The funds would be used in two ways. The majority, $14.5 million, would be used to leverage $22.6 million in private or federal funding to support the "adaptive reuse of structures or homes" for low-income households headed by a person age 55 or older. Homes located in portions of the state that have access to health care services and other essential goods and services would be prioritized, and at least four homes would need to be located in counties with a population of less than 100,000. That would represent 11 of the 16 counties, including Franklin County.

The remaining $500,000 of the bonded money would be used to match private funding for repair and weatherization projects to support low-income seniors.

Estimates indicate that more than 200 housing units would be created, and another 100 units repaired and/or weatherized.

According to the state's Office of the Treasurer, the total cost of the bond (assuming 5 percent interest over 10 years) would $19,125,000: $15 million in principal and the remainder in interest.

Question 3 is another bond issue, asking if voters if they want to borrow money to fund loan programs for road and transportation infrastructure. The wording will appear on the ballot like this:

Do you favor an $85,000,000 bond issue for construction, reconstruction and rehabilitation of highways and bridges and for facilities and equipment related to ports, harbors, marine transportation, freight and passenger railroads, aviation, transit and bicycle and pedestrian trails, to be used to match an estimated $121,500,000 in federal and other funds?

If approved by voters across the state, Question 3 would implement "An Act To Authorize Two General Fund Bond Issues To Improve Highways, Bridges and Multimodal Facilities" which was supported by at least two-thirds of the state legislature. It would provide $85 million to the Maine Department of Transportation.

Most of the funds, $68 million, would fund the construction, reconstruction or rehabilitation of state highways and bridges. Secondary roads could also be repaired through the Municipal Partnership Initiative, which mandates that 50 percent or more of the cost be contributed by the municipality. As federal funds match state money for statewide projects at the rate of 1.1 to 1, the $68 million bond is expected to leverage $75 million in federal and local funding.

The remaining $17 million would be used to improve facilities relating to ports, railroads, aviation infrastructure and bicycle and pedestrian trails. It is anticipated that $46.5 million in federal, local and private funds would be leveraged through these investments.

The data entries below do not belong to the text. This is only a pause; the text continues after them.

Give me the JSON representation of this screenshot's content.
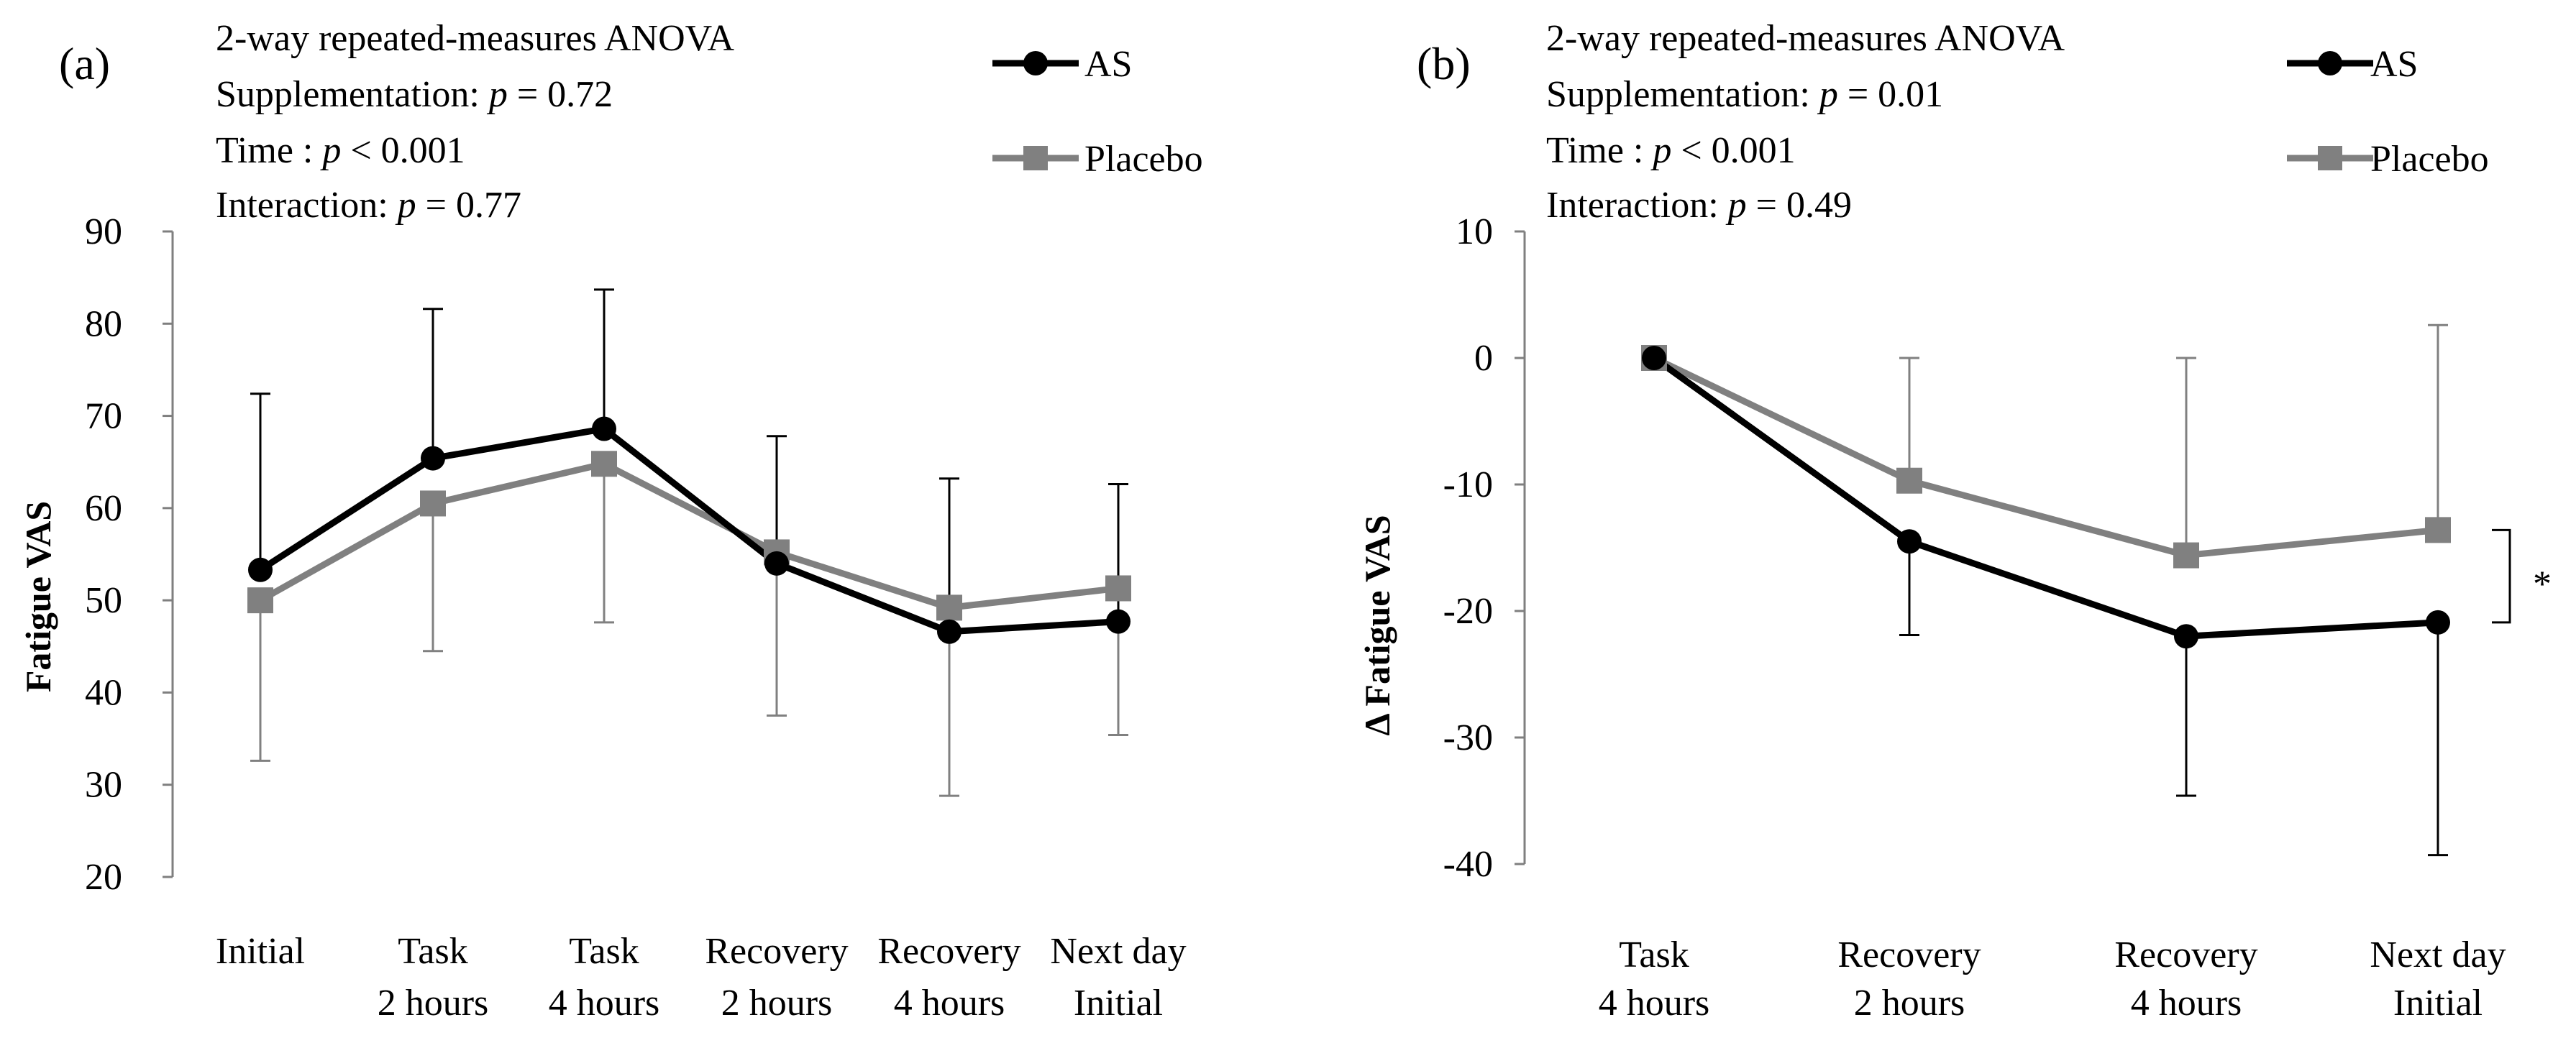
{
  "chart_data": [
    {
      "panel_label": "(a)",
      "type": "line",
      "ylabel": "Fatigue VAS",
      "ylim": [
        20,
        90
      ],
      "yticks": [
        20,
        30,
        40,
        50,
        60,
        70,
        80,
        90
      ],
      "ytick_labels": [
        "20",
        "30",
        "40",
        "50",
        "60",
        "70",
        "80",
        "90"
      ],
      "categories": [
        {
          "line1": "Initial",
          "line2": ""
        },
        {
          "line1": "Task",
          "line2": "2 hours"
        },
        {
          "line1": "Task",
          "line2": "4 hours"
        },
        {
          "line1": "Recovery",
          "line2": "2 hours"
        },
        {
          "line1": "Recovery",
          "line2": "4 hours"
        },
        {
          "line1": "Next day",
          "line2": "Initial"
        }
      ],
      "stats": {
        "title": "2-way repeated-measures ANOVA",
        "lines": [
          {
            "label": "Supplementation: ",
            "p": "p",
            "rest": " = 0.72"
          },
          {
            "label": "Time : ",
            "p": "p",
            "rest": " < 0.001"
          },
          {
            "label": "Interaction: ",
            "p": "p",
            "rest": " = 0.77"
          }
        ]
      },
      "series": [
        {
          "name": "AS",
          "color": "#000000",
          "marker": "circle",
          "values": [
            53.3,
            65.4,
            68.6,
            54.0,
            46.6,
            47.7
          ],
          "sd": [
            19.1,
            16.2,
            15.1,
            13.8,
            16.6,
            14.9
          ],
          "error_direction": "up"
        },
        {
          "name": "Placebo",
          "color": "#808080",
          "marker": "square",
          "values": [
            50.0,
            60.5,
            64.8,
            55.2,
            49.2,
            51.3
          ],
          "sd": [
            17.4,
            16.0,
            17.2,
            17.7,
            20.4,
            15.9
          ],
          "error_direction": "down"
        }
      ],
      "annotation": null
    },
    {
      "panel_label": "(b)",
      "type": "line",
      "ylabel": "Δ Fatigue VAS",
      "ylim": [
        -40,
        10
      ],
      "yticks": [
        -40,
        -30,
        -20,
        -10,
        0,
        10
      ],
      "ytick_labels": [
        "-40",
        "-30",
        "-20",
        "-10",
        "0",
        "10"
      ],
      "categories": [
        {
          "line1": "Task",
          "line2": "4 hours"
        },
        {
          "line1": "Recovery",
          "line2": "2 hours"
        },
        {
          "line1": "Recovery",
          "line2": "4 hours"
        },
        {
          "line1": "Next day",
          "line2": "Initial"
        }
      ],
      "stats": {
        "title": "2-way repeated-measures ANOVA",
        "lines": [
          {
            "label": "Supplementation: ",
            "p": "p",
            "rest": " = 0.01"
          },
          {
            "label": "Time : ",
            "p": "p",
            "rest": " < 0.001"
          },
          {
            "label": "Interaction: ",
            "p": "p",
            "rest": " = 0.49"
          }
        ]
      },
      "series": [
        {
          "name": "AS",
          "color": "#000000",
          "marker": "circle",
          "values": [
            0,
            -14.5,
            -22.0,
            -20.9
          ],
          "sd": [
            0,
            7.4,
            12.6,
            18.4
          ],
          "error_direction": "down"
        },
        {
          "name": "Placebo",
          "color": "#808080",
          "marker": "square",
          "values": [
            0,
            -9.7,
            -15.6,
            -13.6
          ],
          "sd": [
            0,
            9.7,
            15.6,
            16.2
          ],
          "error_direction": "up"
        }
      ],
      "annotation": {
        "text": "*",
        "between_series": [
          "Placebo",
          "AS"
        ],
        "at_category": 3
      }
    }
  ]
}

According to the state's Office of the Treasurer, the total cost of the bond (assuming 5 percent interest over 10 years) would $108,375,000: $85 million in principal and the remainder in interest.

Poll times and locations in or around Franklin County (all polls close at 8 p.m.)

AVON - Municipal building at 1116 Rangeley Road - opens at 9 a.m.
CARRABASSETT VALLEY - Town office at 1001 Carriage Road - opens at 8 a.m
CARTHAGE - Town office at 703A Carthage Road - opens at 8 a.m.
CHESTERVILLE - Town office at 409 Dutch Gap Road - opens at 8 a.m.
COPLIN PLANTATION - Town office at 8 School Street - opens at 10 a.m.
DALLAS PLANTATION - Townhouse at 436 Dallas Hill Road - opens at 10 a.m.
EUSTIS - Town office at 88 Main Street - opens at 8 a.m.
FARMINGTON - Community center at 127 Middle Street - opens at 8 a.m.
INDUSTRY - Town office at 1033 Industry Road - opens at 8 a.m.
JAY - Community building at 13 Community Drive - opens at 8 a.m.
KINGFIELD - Webster Hall at 38 School Street - open at 8 a.m.
NEW SHARON - Town office at 11 School Lane - open at 10 a.m.
NEW VINEYARD - Smith Memorial Hall at 1680 New Vineyard Road - opens at 8 a.m.
PHILLIPS (Madrid votes here) - Phillips Primary School at 15 Russell Street - opens at 8 a.m.
RANGELEY - Town office at 15 School Street - opens at 8 a.m.
RANGELEY PLANTATION - Rangeley Plt. School House at 393 South Shore Drive - opens at 10 a.m.
SANDY RIVER PLANTATION - Town office at 33 Town Hall Road - opens at 10 a.m.
STRONG - Forster Memorial Building at 14 South Main Street - opens at 8 a.m.
TEMPLE - Town hall at 258 Temple Road - opens at 8 a.m.
VIENNA - Community building - opens at 8 a.m.
WELD - Multi-purpose room at 23 Mill Street - opens at 10 a.m.
WILTON - Municipal building at 158 Weld Road - opens at 8 a.m.